The Amtrak Thruway 7 bus provides daily connections to/from Willits (with a curbside stop at 298 East Commercial Street), Martinez to the south, and Arcata to the north. Additional Amtrak connections are available from Martinez station.

Willits Municipal Airport (also known as Ells Field) is a public general aviation airport with one runway, located 3 mi northwest of the city.

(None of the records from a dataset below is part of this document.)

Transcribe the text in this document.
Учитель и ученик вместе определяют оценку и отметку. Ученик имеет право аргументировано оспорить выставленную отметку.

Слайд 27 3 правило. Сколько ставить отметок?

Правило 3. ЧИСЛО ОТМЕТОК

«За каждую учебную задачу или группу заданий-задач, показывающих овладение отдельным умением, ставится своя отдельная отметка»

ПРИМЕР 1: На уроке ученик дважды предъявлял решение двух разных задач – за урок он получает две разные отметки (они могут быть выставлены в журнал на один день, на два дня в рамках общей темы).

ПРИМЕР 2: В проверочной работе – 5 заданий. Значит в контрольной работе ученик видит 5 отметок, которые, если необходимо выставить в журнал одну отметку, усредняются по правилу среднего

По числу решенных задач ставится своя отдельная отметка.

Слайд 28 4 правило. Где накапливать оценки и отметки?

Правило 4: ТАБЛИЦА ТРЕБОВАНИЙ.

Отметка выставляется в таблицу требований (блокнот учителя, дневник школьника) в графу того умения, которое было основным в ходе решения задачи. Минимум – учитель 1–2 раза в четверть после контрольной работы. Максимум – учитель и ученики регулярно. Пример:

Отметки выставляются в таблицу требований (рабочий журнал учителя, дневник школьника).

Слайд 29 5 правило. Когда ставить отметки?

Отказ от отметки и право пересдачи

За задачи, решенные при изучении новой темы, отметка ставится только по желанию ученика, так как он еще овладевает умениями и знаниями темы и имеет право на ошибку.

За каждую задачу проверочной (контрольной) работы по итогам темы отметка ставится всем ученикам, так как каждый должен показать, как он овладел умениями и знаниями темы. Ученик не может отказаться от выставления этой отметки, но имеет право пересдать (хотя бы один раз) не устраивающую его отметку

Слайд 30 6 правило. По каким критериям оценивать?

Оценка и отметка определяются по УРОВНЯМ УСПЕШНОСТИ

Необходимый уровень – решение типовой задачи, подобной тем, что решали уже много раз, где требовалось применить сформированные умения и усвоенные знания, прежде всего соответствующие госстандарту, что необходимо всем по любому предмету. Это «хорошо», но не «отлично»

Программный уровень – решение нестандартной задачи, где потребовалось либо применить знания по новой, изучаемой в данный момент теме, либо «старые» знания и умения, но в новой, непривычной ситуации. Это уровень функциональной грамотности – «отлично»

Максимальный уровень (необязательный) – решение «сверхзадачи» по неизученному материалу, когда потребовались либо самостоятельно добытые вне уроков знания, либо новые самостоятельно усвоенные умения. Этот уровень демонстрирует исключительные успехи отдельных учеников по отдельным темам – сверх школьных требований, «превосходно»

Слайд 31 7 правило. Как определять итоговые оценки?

U.S. Route 101 is the major highway through the Little Lake Valley, passing just east of the Willits city limits, connecting Eureka to the north and San Francisco to the south. State Route 20 forks off of US 101 at a point just south of Willits, enters the city on South Main Street, and then heads west, running parallel to and several miles south of the Skunk Train's route, to Fort Bragg. In an effort to reduce traffic congestion in the city, especially on all of Main Street, the Willits Bypass project opened to traffic on November 3, 2016, despite the controversy related to its route through protected wetlands.

==Notable people==
Some notable names from Willits include Judi Bari, labor leader and environmental activist, who fought to save the redwoods. Over 1,000 people attended her Willits funeral in 1997. Tré Cool, drummer for Green Day, lived in Willits during his teen years in the 1980s. Mona Gnader, the bass player for Sammy Hagar, also resided in Willits. Stagecoach bandit Charles Bolles (a.k.a. Black Bart) stole multiple Wells Fargo boxes and mail from stagecoaches traveling through Willits.

Phil Jordon, the first National Basketball Association player ever to have played prep basketball in the Redwood Empire area (coastal Northern California & coastal Southern Oregon), did so while at Willits High School.

Edith Ceccarelli, once the oldest person in the United States, was born in Willits.